Ô vous mes souvenirs, mes ombres du passé,
Qui hantez les recoins de mon cœur harassé ;
Vous qui fûtes ma vie et tissâtes sa trame,
De joie en grand bonheur et de dispute en drame ;
Vous qui accumulez, depuis mes premiers jours,
Tous mes instants de vie, additionnant toujours ;
Vous qui savez encore, au fond de ma mémoire,
Le tissu de ma vie, cette changeante moire ;
Vous qui savez les noms, les personnes, les lieux,
Les amis les plus neufs, mais aussi les plus vieux ;
Vous qui, jalousement, gardez la moindre phrase,
Chaque intonation, sous-entendu, emphase,
Qui savez de l’esprit le mélange éclectique
Et du baiser d’amour la décharge électrique ;
Vous qui savez les nuits, les fêtes et les veilles,
Et qui vous souvenez de toutes ces merveilles ;
Vous qui avez tissé, chaque jour, un destin,
Et repris ce travail chaque nouveau matin ;
Vous êtes de ma vie la lourde couverture
Qui me tient bien au chaud, me berce et me rassure.

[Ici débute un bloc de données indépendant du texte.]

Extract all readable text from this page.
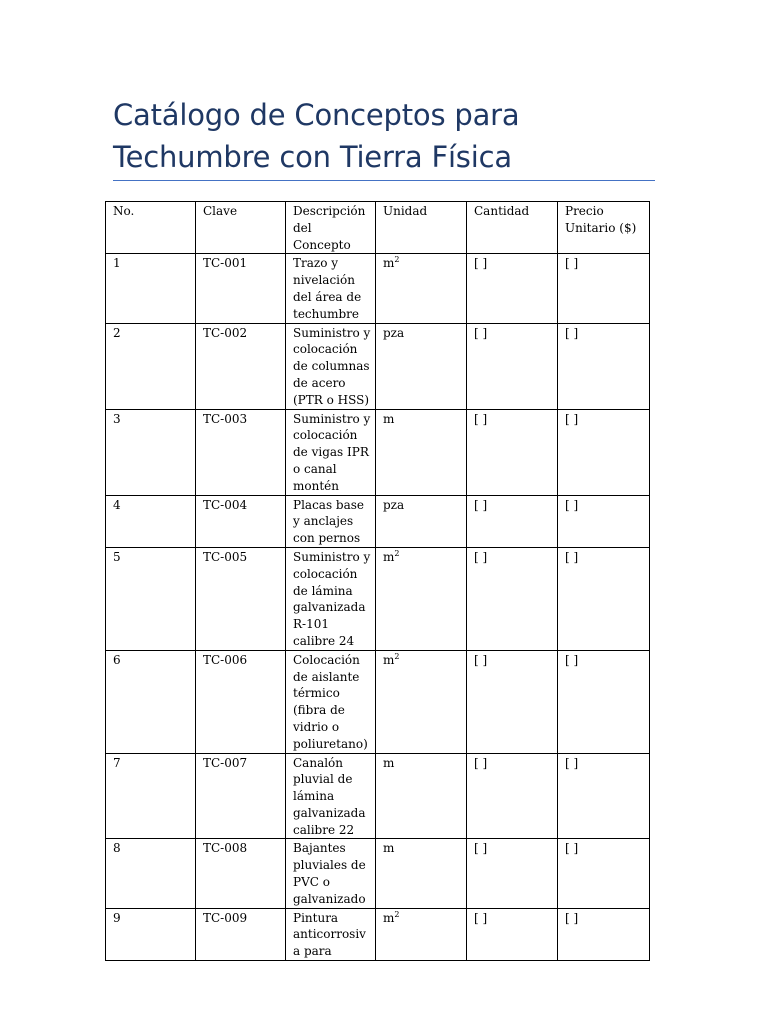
Catálogo de Conceptos para Techumbre con Tierra Física
No.	Clave	Descripción del Concepto	Unidad	Cantidad	Precio Unitario ($)
1	TC-001	Trazo y nivelación del área de techumbre	$m^2$	[ ]	[ ]
2	TC-002	Suministro y colocación de columnas de acero (PTR o HSS)	pza	[ ]	[ ]
3	TC-003	Suministro y colocación de vigas IPR o canal montén	m	[ ]	[ ]
4	TC-004	Placas base y anclajes con pernos	pza	[ ]	[ ]
5	TC-005	Suministro y colocación de lámina galvanizada R-101 calibre 24	$m^2$	[ ]	[ ]
6	TC-006	Colocación de aislante térmico (fibra de vidrio o poliuretano)	$m^2$	[ ]	[ ]
7	TC-007	Canalón pluvial de lámina galvanizada calibre 22	m	[ ]	[ ]
8	TC-008	Bajantes pluviales de PVC o galvanizado	m	[ ]	[ ]
9	TC-009	Pintura anticorrosiva para	$m^2$	[ ]	[ ]
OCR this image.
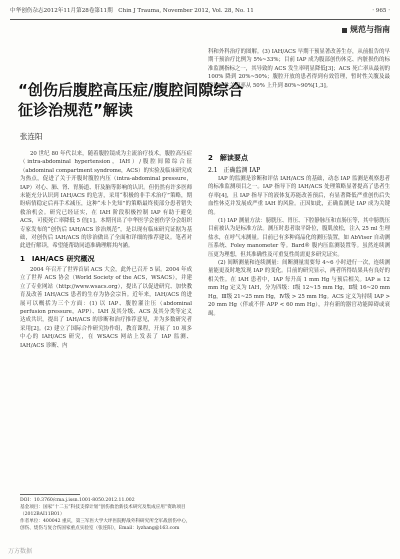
中华创伤杂志2012年11月第28卷第11期　Chin J Trauma, November 2012, Vol. 28, No. 11	· 965 ·
规范与指南

科和外科治疗的图解。(3) IAH/ACS 早期干预显著改善生存，从前报告的早期干预治疗比例为 5%~33%；目前 IAP 成为腹部创伤休克、内脏损伤的标准监测指标之一，其导致的 ACS 发生率明显降低[3]；ACS 死亡率从最初的 100% 降到 20%~50%；腹腔开放的患者得到有效管理，暂时性关腹及最终确定性关腹率从 50% 上升到 80%~90%[1,3]。

“创伤后腹腔高压症/腹腔间隙综合征诊治规范”解读
张连阳

20 世纪 80 年代以来，随着腹腔镜成为主流治疗技术，腹腔高压症（intra-abdominal hypertension，IAH）/腹腔间隙综合征（abdominal compartment syndrome，ACS）的实验及临床研究成为热点，促进了关于开腹时腹腔内压（intra-abdominal pressure，IAP）对心、肺、肾、胃肠道、肝及脑等影响的认识。但仍然有许多医师未能充分认识到 IAH/ACS 的危害，采用“积极的非手术治疗”策略，期盼病情稳定后再手术减压，这种“未卜先知”的策略最终使部分患者错失救治机会。研究已经证实，在 IAH 阶段积极控制 IAP 有助于避免 ACS，可使死亡率降低 5 倍[1]。本期刊出了中华医学会创伤学分会组织专家发布的“创伤后 IAH/ACS 诊治规范”，是以现有临床研究证据为基础，对创伤后 IAH/ACS 的诊治做出了全面和详细的推荐建议。笔者对此进行解读，希望能帮助同道准确理解其内涵。

1　IAH/ACS 研究概况

2004 年召开了世界首届 ACS 大会，此外已召开 5 届。2004 年成立了世界 ACS 协会（World Society of the ACS，WSACS），并建立了专业网站（http://www.wsacs.org），提出了以促进研究、加快教育及改善 IAH/ACS 患者的生存为协会宗旨。近年来，IAH/ACS 的进展可以概括为三个方面：(1) 以 IAP、腹腔灌注压（abdominal perfusion pressure，APP）、IAH 及其分级、ACS 及其分类等定义达成共识，提出了 IAH/ACS 的诊断和治疗推荐意见，并为多数研究者采用[2]。(2) 建立了国际合作研究协作组，教育课程，开展了 10 项多中心的 IAH/ACS 研究，在 WSACS 网站上发表了 IAP 监测、IAH/ACS 诊断、内

2　解读要点

2.1　正确监测 IAP

IAP 的监测是诊断和评估 IAH/ACS 的基础，动态 IAP 监测是观察患者的标准监测项目之一。IAP 指导下的 IAH/ACS 处理策略显著提高了患者生存率[4]，且 IAP 指导下的液体复苏能改善预后，有显著降低严重创伤后失血性休克并发展成严重 IAH 的风险。正因如此，正确监测是 IAP 成为关键的。

(1) IAP 测量方法：膀胱压、胃压、下腔静脉压和直肠压等，其中膀胱压目前被认为是标准方法。测压时患者取平卧位，腹肌放松，注入 25 ml 生理盐水，在呼气末测量。目前已有多种商品化的测压装置，如 AbViser 自动测压系统、Foley manometer 等。Bard® 腹内压监测装置等。虽然连续测压更为理想，但其准确性及可重复性尚需更多研究证实。

(2) 间断测量和连续测量：间断测量需要每 4~6 小时进行一次，连续测量能更及时地发现 IAP 的变化。目前的研究显示，两者所得结果具有良好的相关性。在 IAH 患者中，IAP 每升高 1 mm Hg 与预后相关。IAP ≥ 12 mm Hg 定义为 IAH，分为四级：Ⅰ级 12~15 mm Hg，Ⅱ级 16~20 mm Hg，Ⅲ级 21~25 mm Hg，Ⅳ级 > 25 mm Hg。ACS 定义为持续 IAP > 20 mm Hg（伴或不伴 APP < 60 mm Hg），并有新的器官功能障碍或衰竭。

DOI：10.3760/cma.j.issn.1001-8050.2012.11.002

基金项目：国家“十二五”科技支撑计划“创伤救治新技术研究及集成应用”资助项目（2012BAI11B01）

作者单位：400042 重庆，第三军医大学大坪医院野战外科研究所全军战创伤中心，创伤、烧伤与复合伤国家重点实验室（张连阳），Email：lyzhang@163.com

万方数据
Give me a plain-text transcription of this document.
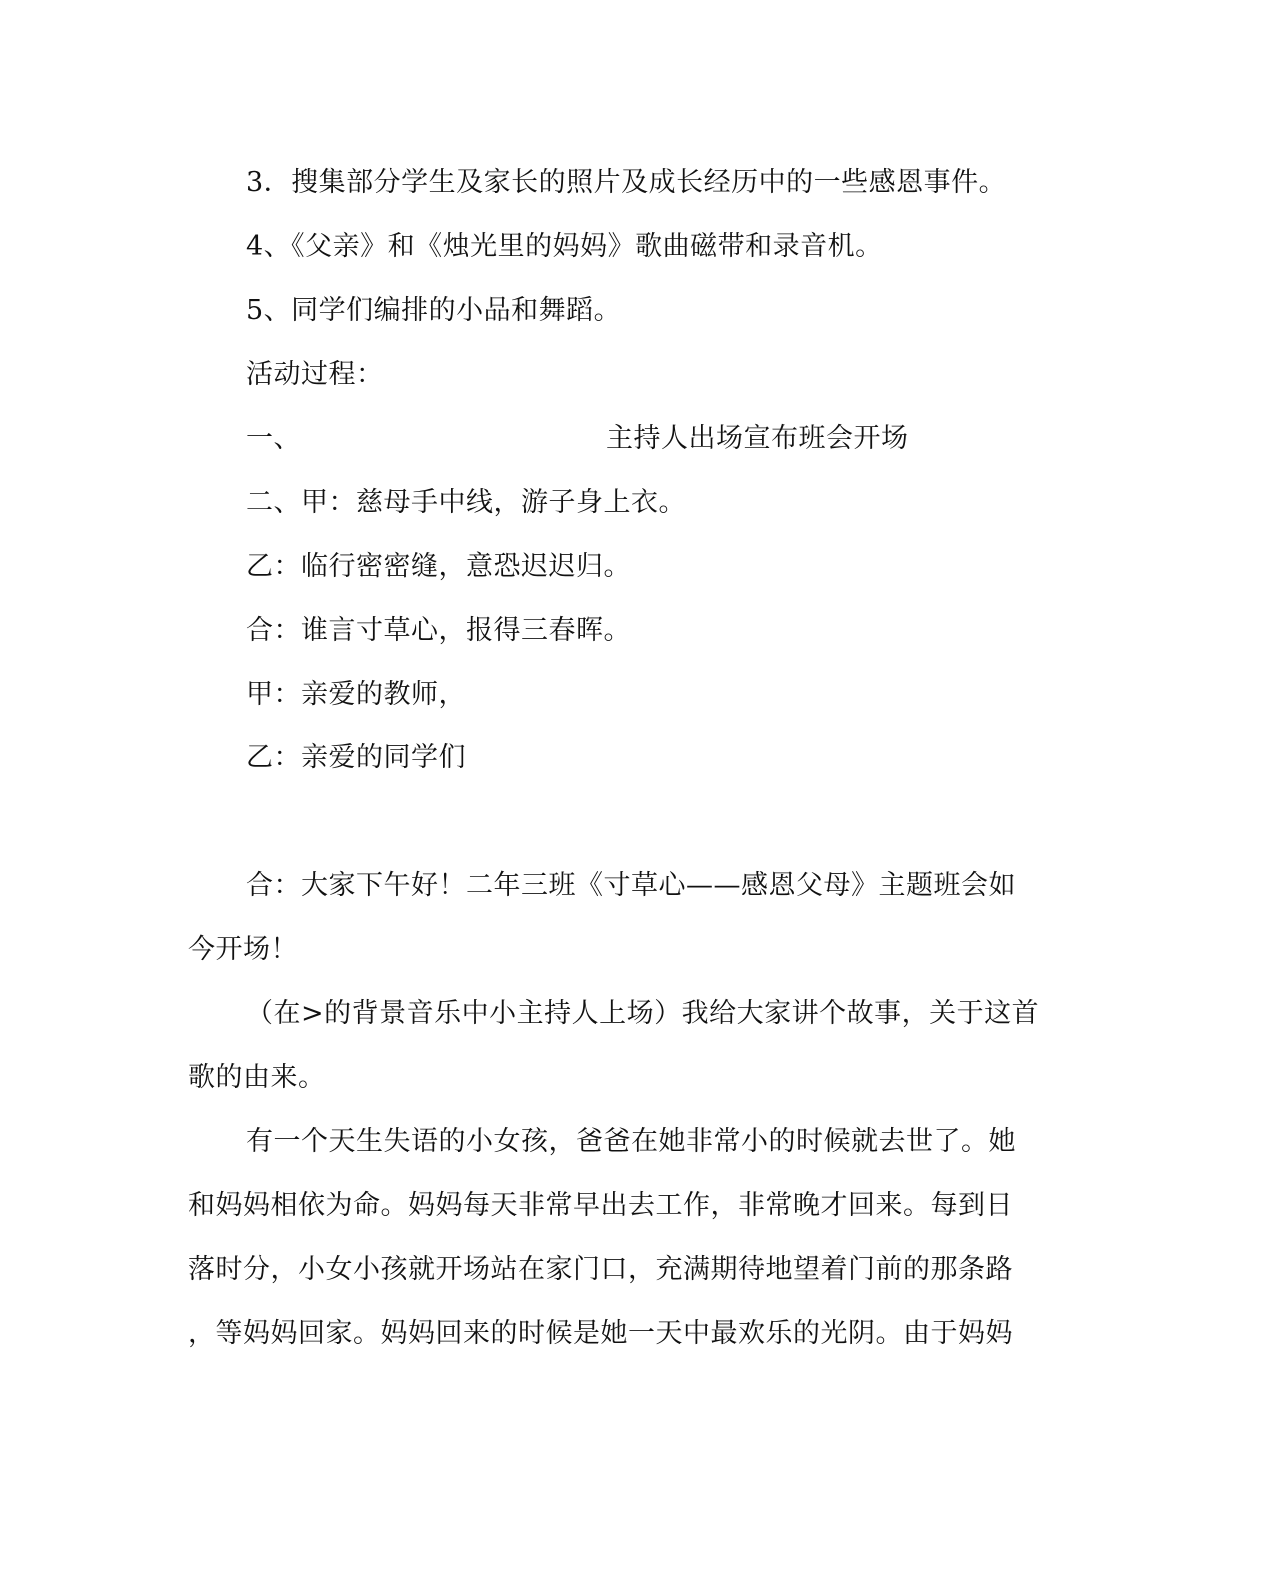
3．搜集部分学生及家长的照片及成长经历中的一些感恩事件。
4、《父亲》和《烛光里的妈妈》歌曲磁带和录音机。
5、同学们编排的小品和舞蹈。
活动过程：
一、	主持人出场宣布班会开场
二、甲：慈母手中线，游子身上衣。
乙：临行密密缝，意恐迟迟归。
合：谁言寸草心，报得三春晖。
甲：亲爱的教师，
乙：亲爱的同学们
合：大家下午好！二年三班《寸草心——感恩父母》主题班会如
今开场！
（在>的背景音乐中小主持人上场）我给大家讲个故事，关于这首
歌的由来。
有一个天生失语的小女孩，爸爸在她非常小的时候就去世了。她
和妈妈相依为命。妈妈每天非常早出去工作，非常晚才回来。每到日
落时分，小女小孩就开场站在家门口，充满期待地望着门前的那条路
，等妈妈回家。妈妈回来的时候是她一天中最欢乐的光阴。由于妈妈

Chaque instant précieux et souvenir nouveau
Est un long fil de plus autour de l’écheveau
D’où l’on déroulera le long fil de ma vie
Qui, sinueux, serpente et, en chemin, dévie.
Oui vous, mes souvenirs, qui savez tout de moi,
De ma plus douce larme au plus intense émoi,
Restez en moi toujours, demeurez-moi fidèles,
Que je puisse chérir vos pages les plus belles,
Ne me laissez sombrer _ aux limbes, suspendu _
Dans ce chaos où vit l’esprit qui s’est perdu ;
Laissez-moi profiter, pendant mon temps sur terre
D’un esprit vif et plein, et d’une pensée claire.
15 avril 2015
en pensant à la maladie d’Alzheimer
et à Marylou, amie poète, qui en est affectée.